The drawing of these characters does sufficient to balance, in the mind of this reader at least, the rather irritating Lady Lupin. Much of the narrative centres on her scatterbrained nature, and her constant babblings about who she thinks is responsible for the thefts and who is likely - or ought - to marry who become more than a little wearisome, as does her ability to get the wrong end of the stick and thereby confuse other people. Her mind, such as it is, rarely settles. As one character observes: ‘She is a lovely little fool and would fulfil a useful place in the world if she would be content to look beautiful and to talk agreeable nonsense, but she must run about trying to do things. She doesn’t do them well and she upsets the general balance.’

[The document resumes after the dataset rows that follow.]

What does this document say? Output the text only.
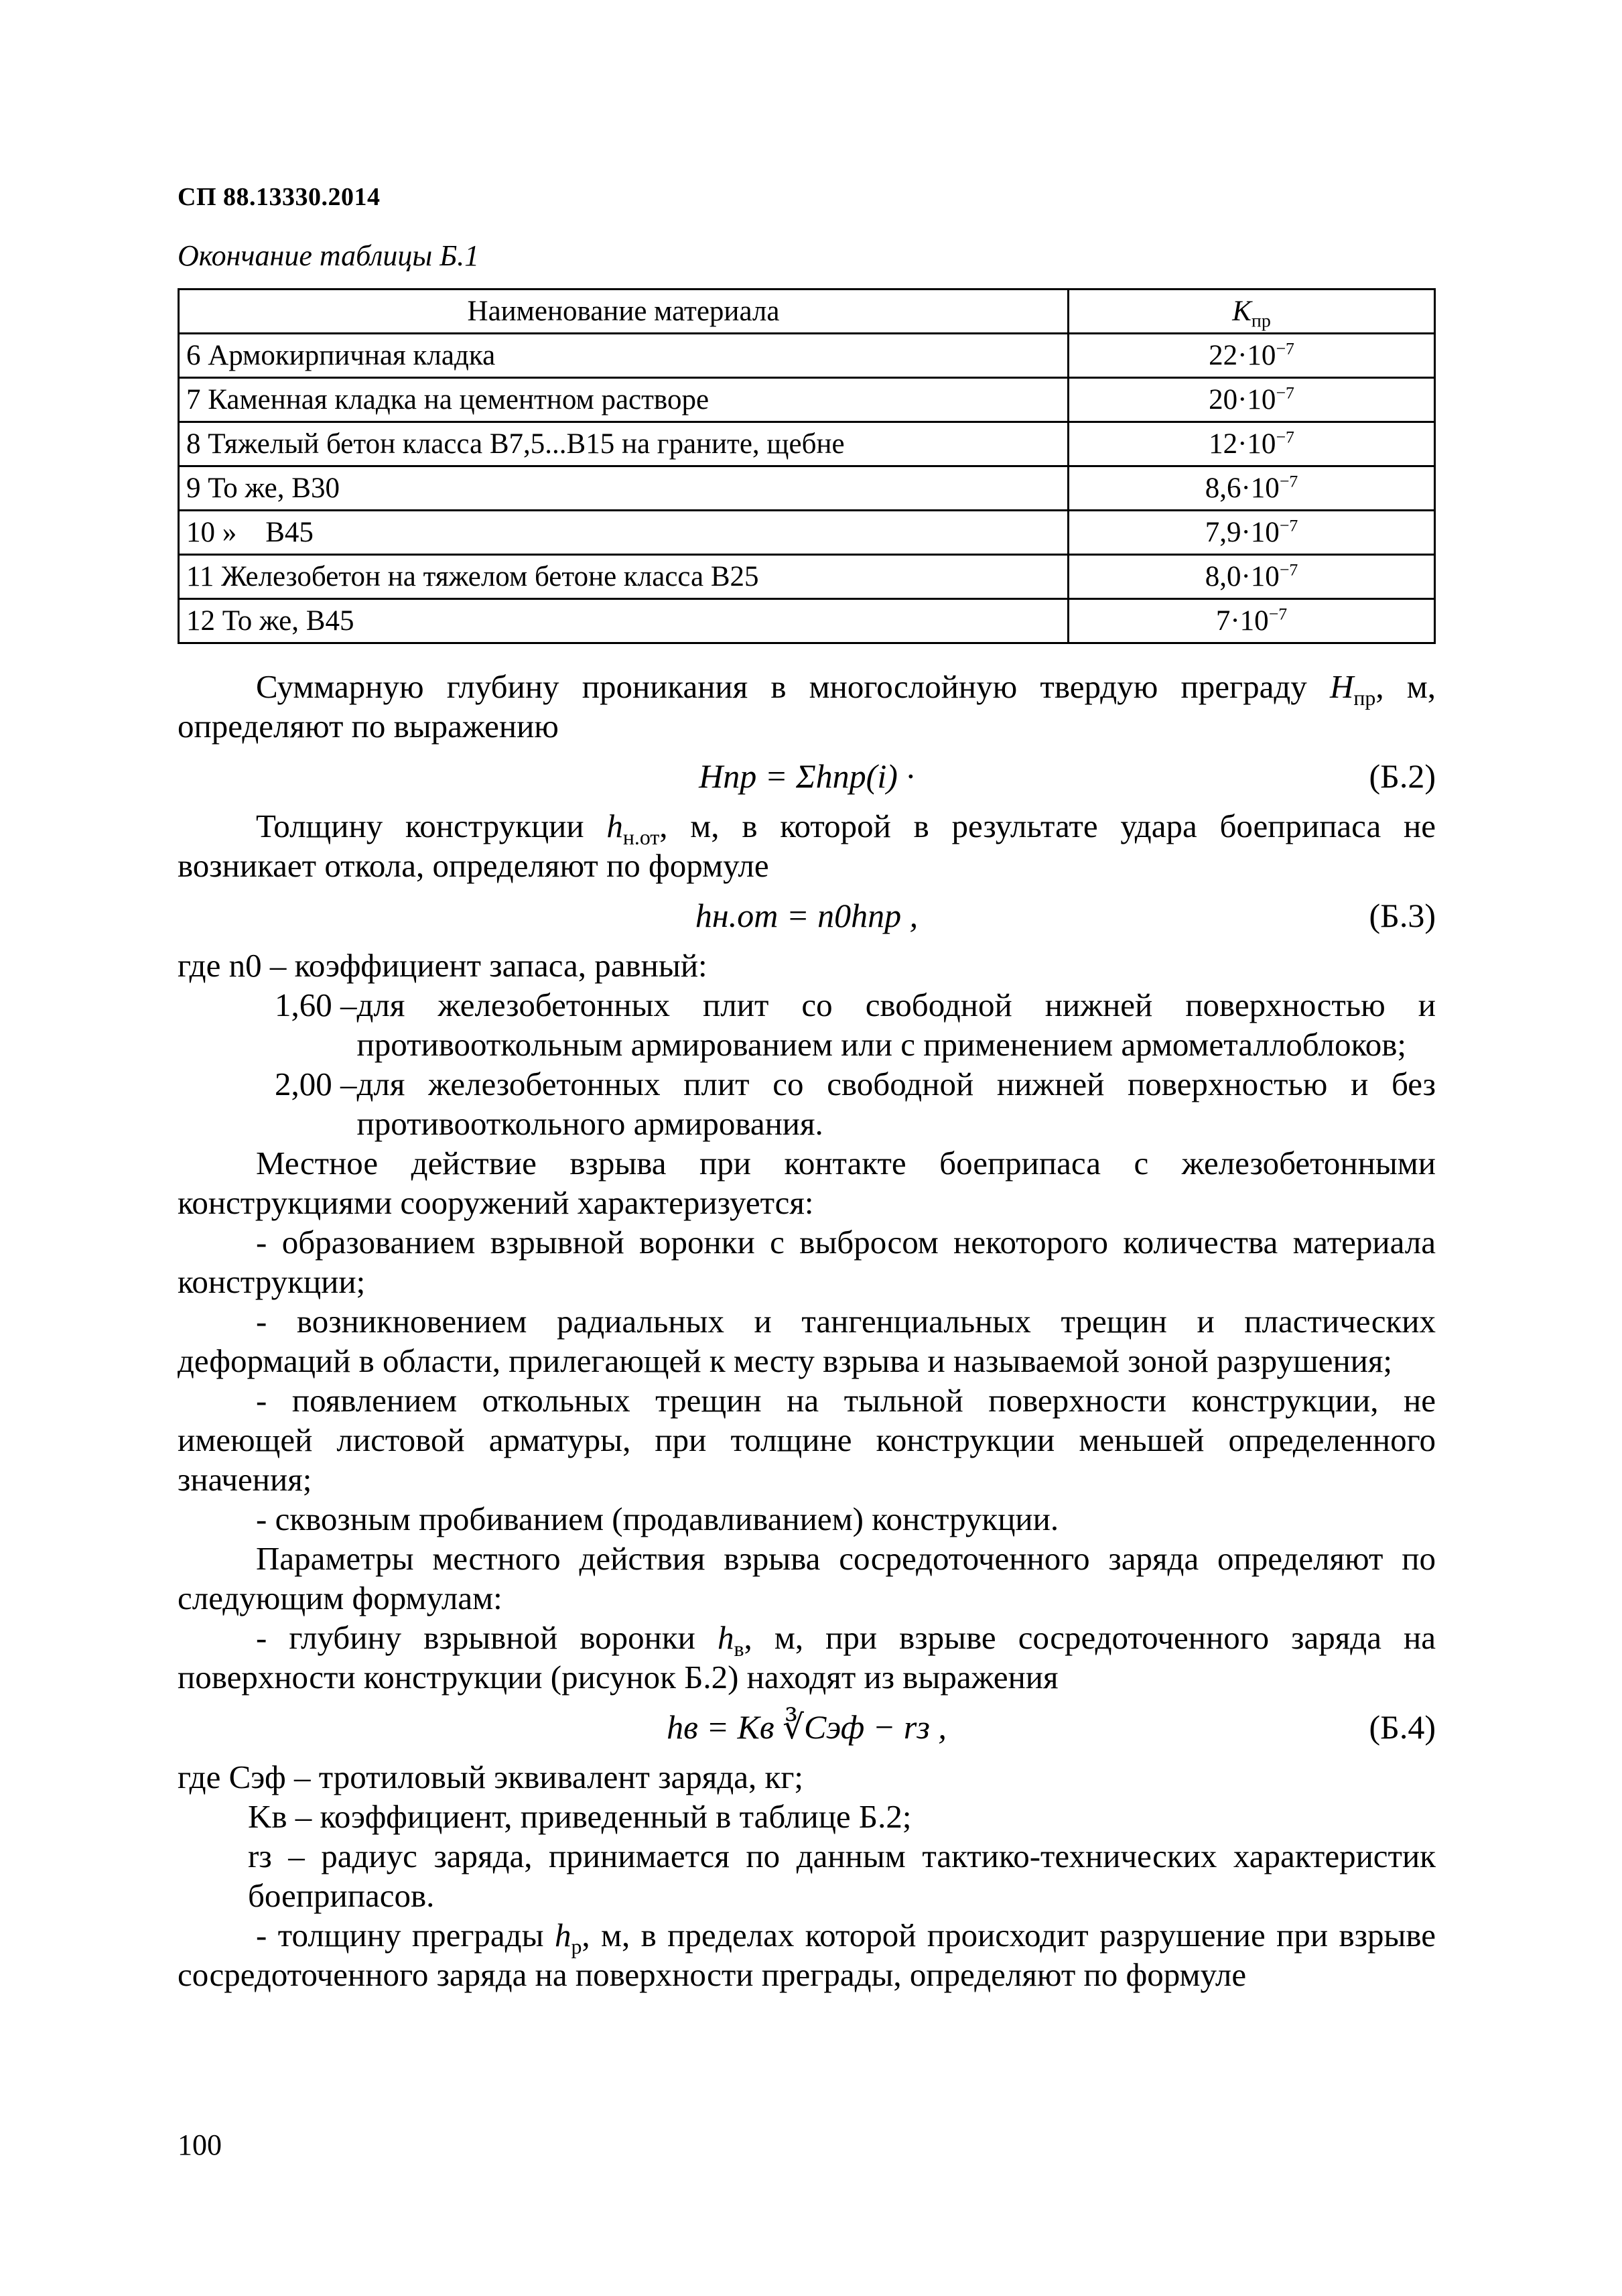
СП 88.13330.2014
Окончание таблицы Б.1
Наименование материала	$K_{пр}$
6 Армокирпичная кладка	$22\cdot 10^{-7}$
7 Каменная кладка на цементном растворе	$20\cdot 10^{-7}$
8 Тяжелый бетон класса В7,5...В15 на граните, щебне	$12\cdot 10^{-7}$
9 То же, В30	$8,6\cdot 10^{-7}$
10 »    В45	$7,9\cdot 10^{-7}$
11 Железобетон на тяжелом бетоне класса В25	$8,0\cdot 10^{-7}$
12 То же, В45	$7\cdot 10^{-7}$

Суммарную глубину проникания в многослойную твердую преграду $H_{пр}$, м, определяют по выражению

Hпр = Σhпр(i) ·	(Б.2)

Толщину конструкции $h_{н.от}$, м, в которой в результате удара боеприпаса не возникает откола, определяют по формуле

hн.от = n0hпр ,	(Б.3)

где n0 – коэффициент запаса, равный:

1,60 – для железобетонных плит со свободной нижней поверхностью и противооткольным армированием или с применением армометаллоблоков;
2,00 – для железобетонных плит со свободной нижней поверхностью и без противооткольного армирования.

Местное действие взрыва при контакте боеприпаса с железобетонными конструкциями сооружений характеризуется:

- образованием взрывной воронки с выбросом некоторого количества материала конструкции;

- возникновением радиальных и тангенциальных трещин и пластических деформаций в области, прилегающей к месту взрыва и называемой зоной разрушения;

- появлением откольных трещин на тыльной поверхности конструкции, не имеющей листовой арматуры, при толщине конструкции меньшей определенного значения;

- сквозным пробиванием (продавливанием) конструкции.

Параметры местного действия взрыва сосредоточенного заряда определяют по следующим формулам:

- глубину взрывной воронки $h_в$, м, при взрыве сосредоточенного заряда на поверхности конструкции (рисунок Б.2) находят из выражения

hв = Kв ∛Cэф − rз ,	(Б.4)

где Cэф – тротиловый эквивалент заряда, кг;

Kв – коэффициент, приведенный в таблице Б.2;

rз – радиус заряда, принимается по данным тактико-технических характеристик боеприпасов.

- толщину преграды $h_р$, м, в пределах которой происходит разрушение при взрыве сосредоточенного заряда на поверхности преграды, определяют по формуле

100
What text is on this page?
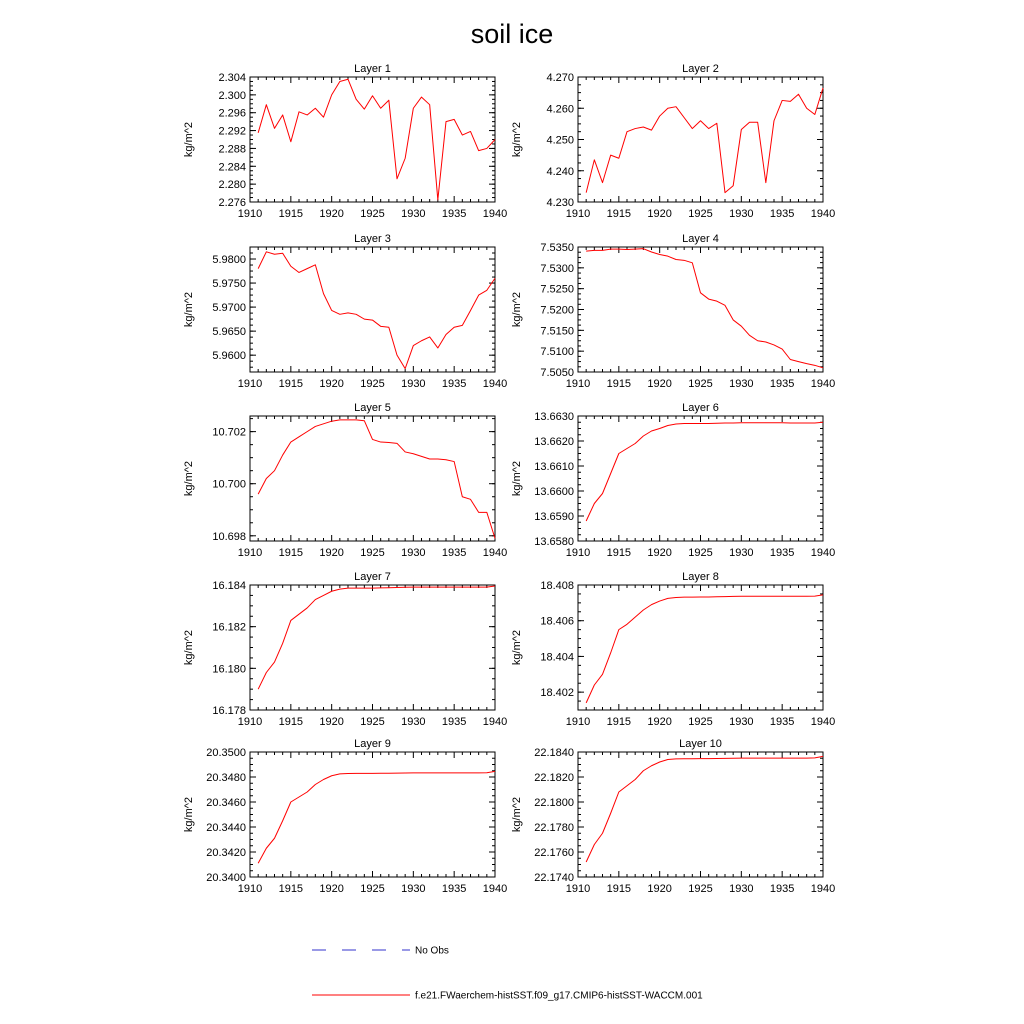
soil ice
Layer 1
kg/m^2
1910 1915 1920 1925 1930 1935 1940
2.276
2.280
2.284
2.288
2.292
2.296
2.300
2.304
Layer 2
kg/m^2
1910 1915 1920 1925 1930 1935 1940
4.230
4.240
4.250
4.260
4.270
Layer 3
kg/m^2
1910 1915 1920 1925 1930 1935 1940
5.9600
5.9650
5.9700
5.9750
5.9800
Layer 4
kg/m^2
1910 1915 1920 1925 1930 1935 1940
7.5050
7.5100
7.5150
7.5200
7.5250
7.5300
7.5350
Layer 5
kg/m^2
1910 1915 1920 1925 1930 1935 1940
10.698
10.700
10.702
Layer 6
kg/m^2
1910 1915 1920 1925 1930 1935 1940
13.6580
13.6590
13.6600
13.6610
13.6620
13.6630
Layer 7
kg/m^2
1910 1915 1920 1925 1930 1935 1940
16.178
16.180
16.182
16.184
Layer 8
kg/m^2
1910 1915 1920 1925 1930 1935 1940
18.402
18.404
18.406
18.408
Layer 9
kg/m^2
1910 1915 1920 1925 1930 1935 1940
20.3400
20.3420
20.3440
20.3460
20.3480
20.3500
Layer 10
kg/m^2
1910 1915 1920 1925 1930 1935 1940
22.1740
22.1760
22.1780
22.1800
22.1820
22.1840
No Obs
f.e21.FWaerchem-histSST.f09_g17.CMIP6-histSST-WACCM.001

Towards the end of the story there is a small conflagration at the hotel, and it transpires that there were two calls to the fire brigade. There is also the discovery of an artist’s retreat in the grounds. The police become involved, as do a private investigator and an employee of an insurance company. The denouement is convincing if not a great surprise. The Mystery at Orchard House is a period piece which can be enjoyed for what it is, as long as you can cope with Lady Lupin.
------
Reviewer: David Whittle

Joan Coggin (1898 - 1980) aka Joanna Lloyd, was born in 1898 in Lemsford, Hertfordshire, the daughter of the Rev. Frederick Ernest Coggin. Her mother, who was the daughter of Edward Lloyd, founder of Lloyd's Weekly London Newspaper, died when she was eight, and the family moved to Eastbourne, where Coggin lived until her own death in 1980. She was educated, together with her sister Enid, at Wycombe Abbey, a setting she would later use for her girls' school stories, written under the pseudonym Joanna Lloyd. Leaving Wymcombe in 1916, Coggin became involved in the war effort, working as a nurse at Eastbourne. After the war she worked with the blind, and returned to her schoolgirl interest in Guiding. She suffered from a mild form of epilepsy, but aside from the inability to drive, it did not greatly impact her life. Her first novel, And Why Not Knowing, was published in 1929, and was followed by a series of mysteries featuring the amusingly inadvertent detective, Lady Lupin Lorrimer.  

David Whittle is firstly a musician (he is an organist and was Director of Music at Leicester Grammar School for over 30 years) but has always enjoyed crime fiction. This led him to write a biography of the composer Bruce Montgomery who is better known to lovers of crime fiction as Edmund Crispin, about whom he gives talks now and then. He is currently convenor of the East Midlands Chapter of The Crime Writers’ Association.